Darf's ein Weblog mehr sein?


03.07.2006

Flinke Finger auf der Tastatur

Hat mich nun auch der Bloggerwahn getroffen? Keine Angst, ich berichte hier nicht über seltsame Haustiere und veröffentliche weder Gedichte noch Urlaubsfotos. Mein Webauftritt wird nur endlich durch ein Content Management System unterstützt.

Wer seinen Kunden das einfache Pflegen von Webauftritten mit einem Content Management System anbietet, sollte zumindest den eigenen Webauftritt mit einem solchen betreiben. Bisher war das Problem für mich, die Seiten damit standardkonform und barrierefrei zu halten. Was nützt es, in Schnelligkeit und Schönheit zu sterben, wenn der Quelltext wie Kraut und Rüben aussieht und sich der Nutzer mit Grausen abwendet.
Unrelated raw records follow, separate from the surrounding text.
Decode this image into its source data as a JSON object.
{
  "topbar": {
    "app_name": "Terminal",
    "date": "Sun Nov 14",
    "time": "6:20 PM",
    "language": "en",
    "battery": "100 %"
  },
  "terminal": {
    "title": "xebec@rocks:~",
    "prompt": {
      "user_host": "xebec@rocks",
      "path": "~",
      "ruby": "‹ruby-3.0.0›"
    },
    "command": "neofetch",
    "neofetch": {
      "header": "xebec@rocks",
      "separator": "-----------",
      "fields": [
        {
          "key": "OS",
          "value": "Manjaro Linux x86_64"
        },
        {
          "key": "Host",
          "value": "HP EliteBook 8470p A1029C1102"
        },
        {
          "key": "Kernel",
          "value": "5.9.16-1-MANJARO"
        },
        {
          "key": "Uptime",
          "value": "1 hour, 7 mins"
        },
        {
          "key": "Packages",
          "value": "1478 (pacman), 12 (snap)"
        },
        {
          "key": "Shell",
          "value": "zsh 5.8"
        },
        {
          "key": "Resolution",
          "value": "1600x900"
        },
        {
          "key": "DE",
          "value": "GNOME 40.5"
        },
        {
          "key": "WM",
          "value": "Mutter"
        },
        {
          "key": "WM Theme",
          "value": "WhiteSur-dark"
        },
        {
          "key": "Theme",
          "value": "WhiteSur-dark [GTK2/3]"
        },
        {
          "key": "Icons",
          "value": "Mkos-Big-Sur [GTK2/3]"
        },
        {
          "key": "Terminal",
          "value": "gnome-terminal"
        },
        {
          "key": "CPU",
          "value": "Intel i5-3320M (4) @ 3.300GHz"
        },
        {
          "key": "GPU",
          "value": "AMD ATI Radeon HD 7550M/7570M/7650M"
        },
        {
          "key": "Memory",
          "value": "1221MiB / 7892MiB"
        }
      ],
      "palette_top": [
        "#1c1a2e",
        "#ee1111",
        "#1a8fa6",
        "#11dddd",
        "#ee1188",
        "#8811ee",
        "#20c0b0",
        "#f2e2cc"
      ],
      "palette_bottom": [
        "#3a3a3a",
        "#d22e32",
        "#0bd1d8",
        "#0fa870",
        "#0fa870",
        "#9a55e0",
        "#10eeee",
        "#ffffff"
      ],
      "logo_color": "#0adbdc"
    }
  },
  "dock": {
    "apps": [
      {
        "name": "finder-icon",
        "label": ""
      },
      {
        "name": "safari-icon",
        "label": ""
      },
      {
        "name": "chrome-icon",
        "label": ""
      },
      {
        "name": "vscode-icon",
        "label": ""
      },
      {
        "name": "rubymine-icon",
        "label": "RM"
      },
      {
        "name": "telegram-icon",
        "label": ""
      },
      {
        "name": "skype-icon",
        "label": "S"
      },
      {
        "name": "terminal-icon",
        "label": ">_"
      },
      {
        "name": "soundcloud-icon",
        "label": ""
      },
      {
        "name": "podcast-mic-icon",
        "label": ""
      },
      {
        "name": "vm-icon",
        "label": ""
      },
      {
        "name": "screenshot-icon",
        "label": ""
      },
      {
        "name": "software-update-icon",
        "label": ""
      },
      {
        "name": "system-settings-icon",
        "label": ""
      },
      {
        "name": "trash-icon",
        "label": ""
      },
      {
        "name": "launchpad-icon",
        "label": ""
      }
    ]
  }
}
Der Markt der Content Management Systeme ist riesig, egal, ob man für die Lizenz einen Kleinwagen versetzt oder ein System nutzt, was unter einen freien Nutzungslizenz steht. Die große Schwäche der meisten Systeme ist, dass sie den Quelltext oft sinnlos aufblähen und gern mit div-Containern das umsetzen, was bei althergebrachtem Webdesign die verschachtelten Tabellenzellen waren. Und in Sachen Barrierefreiheit sind sowieso Modifikationen und natürlich mitdenkene Redakteure notwendig.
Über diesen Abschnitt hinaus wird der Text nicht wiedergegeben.